Gheisha mulai terisak. Air mata yang mengalir di kedua pipi Gheisha sama sekali tidak membuat Aryk mengurungkan niatnya. Di sebuah gedung sekolah yang terbengkalai dan jauh dari jalan utama kota, Aryk memerangkap tubuh Gheisha di dinding. Tangan besar Aryk mengusap air mata yang membasahi dagu Gheisha.

"Kumohon, lepaskan aku, Aryk!"

"Kita sudah sepakat. Apa kamu akan mengingkari janjimu?!" Aryk meninggikan intonasi bicaranya.

Gheisha terperanjat mendengar suara lantang Aryk yang memekakkan telinga. Gheisha dan Aryk memang sudah sepakat sebelum bertaruh. Namun, Gheisha tidak pernah menyangka kalau ia akan kalah dari Aryk. Berat bagi Gheisha untuk menyanggupi permintaan Aryk. Meskipun sebelumnya Gheisha setuju dengan syarat dari taruhannya dengan Aryk, bahwa siapapun yang menang, maka yang kalah harus menuruti keinginan yang menang. Tapi, Gheisha merasa takut. Apa yang akan terjadi setelah ia memberikan apa yang Aryk inginkan.

"Cepat buka! Aku sudah sangat lama menantikan hal ini," ucap Aryk dengan senyuman penuh arti.

"Tapi ... apa kamu bisa berjanji satu hal padaku?" tanya Gheisha. 

"Katakan!" ucap Aryk dengan hati yang mulai benar-benar kesal.

"Hanya sekali ini saja. Jangan menggangguku lagi di kemudian hari." 

Perlahan-lahan Gheisha mengangkat tangannya. Aryk menatap wajah Gheisha dengan seksama. Namun, suasana gelap tanpa penerangan lampu itu membuat Aryk tidak bisa melihat wajah Gheisha dengan jelas. Cahaya bulan juga sedang tertutup oleh awan hitam. Belum sempat Gheisha membuka penutup wajahnya, terdengar suara langkah kaki yang kian mendekat. Dengan terpaksa, Aryk menarik Gheisha untuk pergi dari gedung sekolah yang terbengkalai itu. Saat sudah di luar gedung, Gheisha menggigit tangan Aryk. 

"Akhh ...." Aryk melepaskan tangan Gheisha.

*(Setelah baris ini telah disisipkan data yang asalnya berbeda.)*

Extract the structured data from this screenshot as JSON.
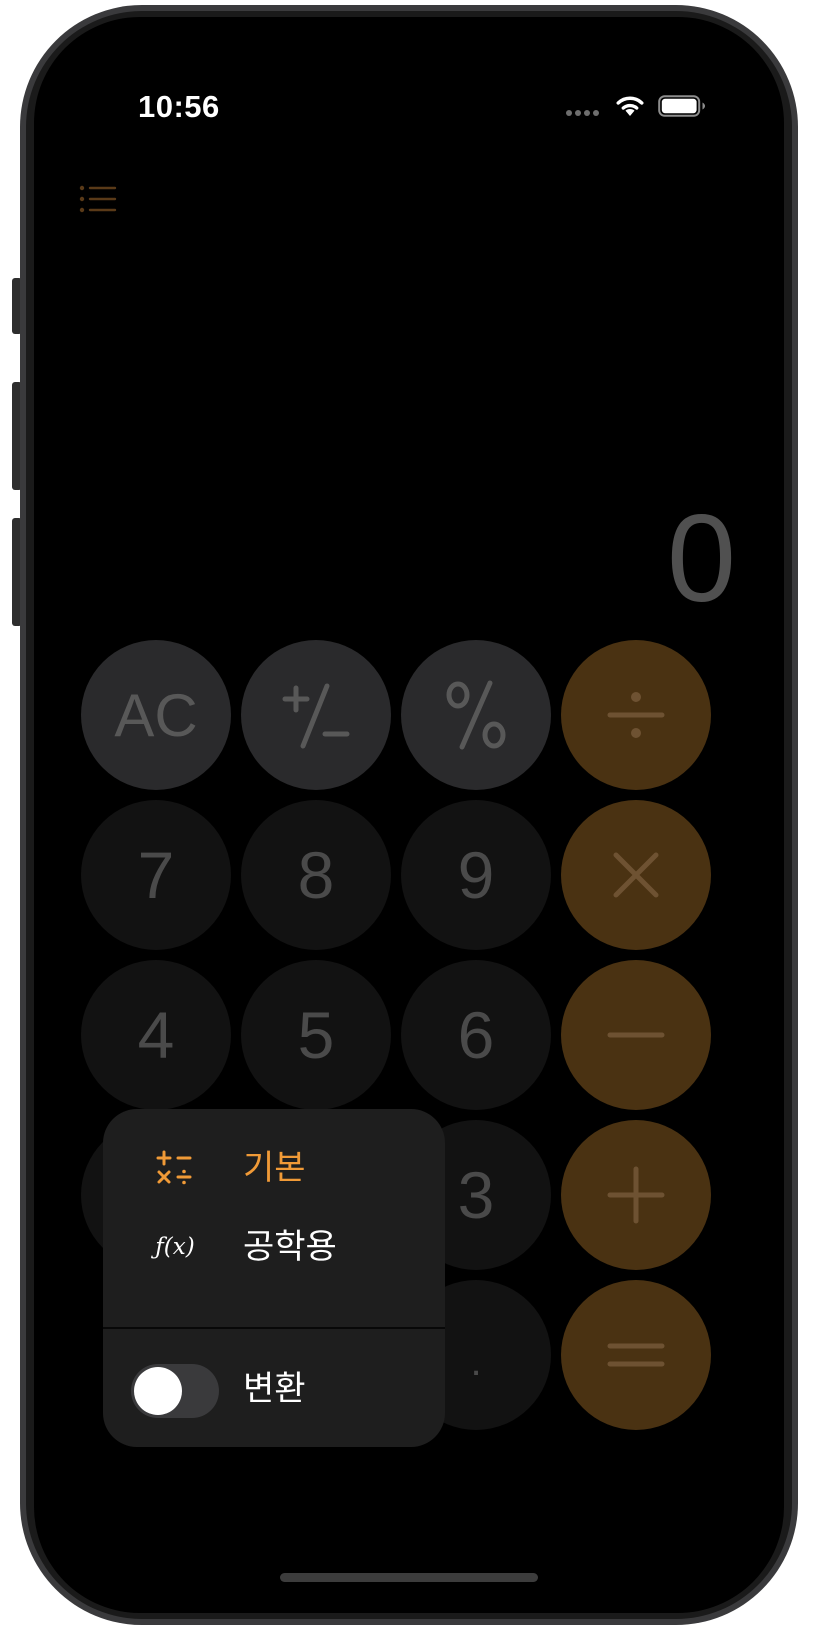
{
  "status_bar": {
    "time": "10:56"
  },
  "display": {
    "value": "0"
  },
  "keys": {
    "ac": "AC",
    "seven": "7",
    "eight": "8",
    "nine": "9",
    "four": "4",
    "five": "5",
    "six": "6",
    "three": "3",
    "decimal": "."
  },
  "mode_menu": {
    "basic": {
      "label": "기본",
      "icon": "basic-operators-icon",
      "selected": true
    },
    "scientific": {
      "label": "공학용",
      "icon": "function-icon",
      "icon_text": "ƒ(x)"
    },
    "convert": {
      "label": "변환",
      "toggle_on": false
    }
  },
  "colors": {
    "accent": "#f09a37",
    "operator_key": "#4a3212",
    "function_key": "#2a2a2c",
    "number_key": "#121212",
    "menu_background": "#1e1e1e"
  }
}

Dengan cepat Gheisha berlari meninggalkan Aryk. Gheisha bisa selamat hari ini, tetapi ia masih punya hutang taruhan pada Aryk. Gheisha ingin membayar taruhannya, tetapi tidak hari ini. Ia akan melakukannya suatu saat nanti, ketika ia sudah siap.

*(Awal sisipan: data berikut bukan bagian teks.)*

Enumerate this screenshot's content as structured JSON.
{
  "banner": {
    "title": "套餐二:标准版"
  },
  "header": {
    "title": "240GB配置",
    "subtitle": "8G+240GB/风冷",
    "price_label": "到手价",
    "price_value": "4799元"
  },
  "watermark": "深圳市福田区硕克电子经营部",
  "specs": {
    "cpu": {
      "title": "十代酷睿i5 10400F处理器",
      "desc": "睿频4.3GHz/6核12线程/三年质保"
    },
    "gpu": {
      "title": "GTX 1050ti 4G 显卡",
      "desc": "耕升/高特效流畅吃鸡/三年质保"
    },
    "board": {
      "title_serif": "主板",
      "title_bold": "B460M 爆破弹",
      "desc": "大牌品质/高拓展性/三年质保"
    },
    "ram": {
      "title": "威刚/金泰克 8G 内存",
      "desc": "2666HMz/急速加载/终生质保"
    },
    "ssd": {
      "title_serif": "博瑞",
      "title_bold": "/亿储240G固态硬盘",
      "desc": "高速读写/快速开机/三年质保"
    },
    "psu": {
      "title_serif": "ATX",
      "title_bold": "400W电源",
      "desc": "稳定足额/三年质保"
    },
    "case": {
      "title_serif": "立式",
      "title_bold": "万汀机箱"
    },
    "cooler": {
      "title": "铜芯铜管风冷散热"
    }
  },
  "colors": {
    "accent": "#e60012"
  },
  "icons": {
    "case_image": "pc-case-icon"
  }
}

Aryk hanya menatap Gheisha yang berlari sangat kencang. Aryk membiarkan Gheisha kabur dan tidak mengejarnya. Ia hanya menunjukkan senyum menyeringai. Aryk akan tetap menagih hutang janji dari taruhan mereka.

"Aku akan mencarimu, kemanapun kamu pergi, aku akan menemukanmu." Aryk melangkah pergi sambil mengibaskan tangannya yang masih terasa sakit karena gigitan Gheisha. Aryk mengemudikan mobilnya dengan kecepatan tinggi. Hari ini, Aryk kabur dari lokasi pemotretan untuk balapan. Entah apa yang akan dilakukan oleh Manajer dan asisten pribadinya.